A presidente destituída da Assembleia Nacional afirmou hoje que foi escorraçada do cargo através de um “golpe parlamentar” efetivado por 29 deputados, na segunda-feira, por isso vai recorrer para o Tribunal Constitucional contra a deliberação que considera nula.
Celmira Sacramento participou hoje na sessão plenária convocada por 29 dos 55 deputados que a destituíram do cargo, mas ocupou o lugar como deputada no grupo parlamentar da Ação Democrática Independente (ADI), cuja maioria contesta o atual Governo são-tomense.
“Eu não aceitei abandonar a mesa, me escorraçaram da mesa [da Assembleia Nacional]”, disse Celmira Sacramento, numa conferência de imprensa, na sede parlamentar da ADI, no final da sessão plenária.

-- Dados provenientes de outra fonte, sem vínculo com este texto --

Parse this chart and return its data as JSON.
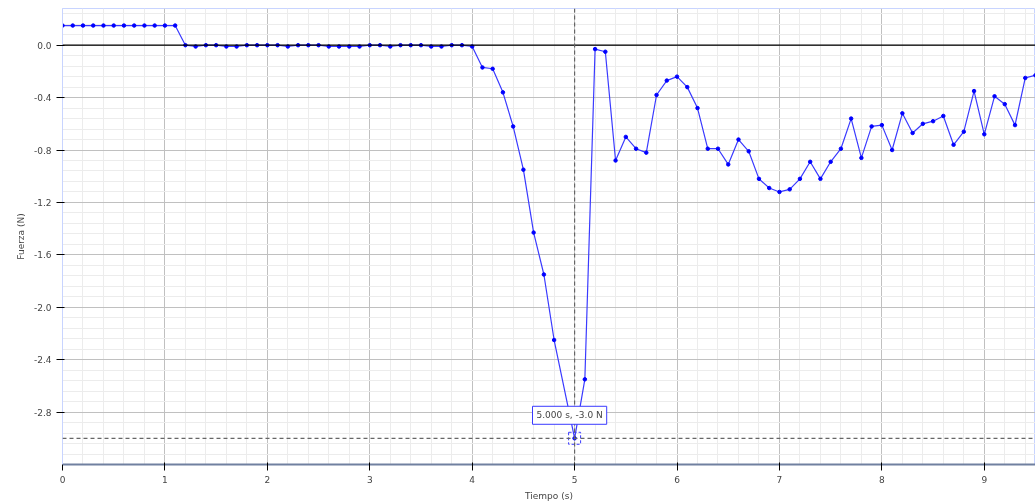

Celmira Sacramento esclareceu que não sofreu qualquer agressão física, mas na quarta-feira, 03 de fevereiro, logo pela manhã, retiraram-lhe “todos os seguranças” a que tinha direito enquanto presidente do parlamento, e à tarde ordenaram a devolução das chaves do gabinete, que passou a ser ocupado pelo vice-presidente do parlamento Abnildo D’Oliveira, que presidiu à sessão de hoje.
“Portanto, eu não tinha outro jeito, foi um golpe parlamentar, isso nós sabemos, e eu não vou estar aqui a dizer que (…) me recuso em vir, porque o senhor presidente desta última sessão, desta palhaçada, disse que [a] quem não (…) comparecer aos trabalhos será retirado o mandato”, justificou.
Em causa está uma sessão plenária na Universidade de São Tomé e Príncipe, sob forte proteção policial, e presidida pelo segundo vice-presidente do parlamento Arlindo Barbosa, com presença de 29 deputados, e do Governo, representado pela ministra da Justiça, Assuntos Parlamentares e Direitos da Mulher.
Durante a sessão, 18 deputados do Movimento de Libertação de São Tomé e Príncipe (MLSTP), dois do Movimento Basta, e nove deputados da ADI que apoiam o atual Governo, destituíram a presidente do parlamento, exoneraram os cinco juízes do Tribunal Constitucional, elegeram o presidente da Comissão Eleitoral.
Momentos antes, deputados da Ação Democrática Independente (ADI) opositores ao Governo de São Tomé e Príncipe entraram em confronto com a polícia para impedir a sessão plenária convocada à revelia da presidente do parlamento.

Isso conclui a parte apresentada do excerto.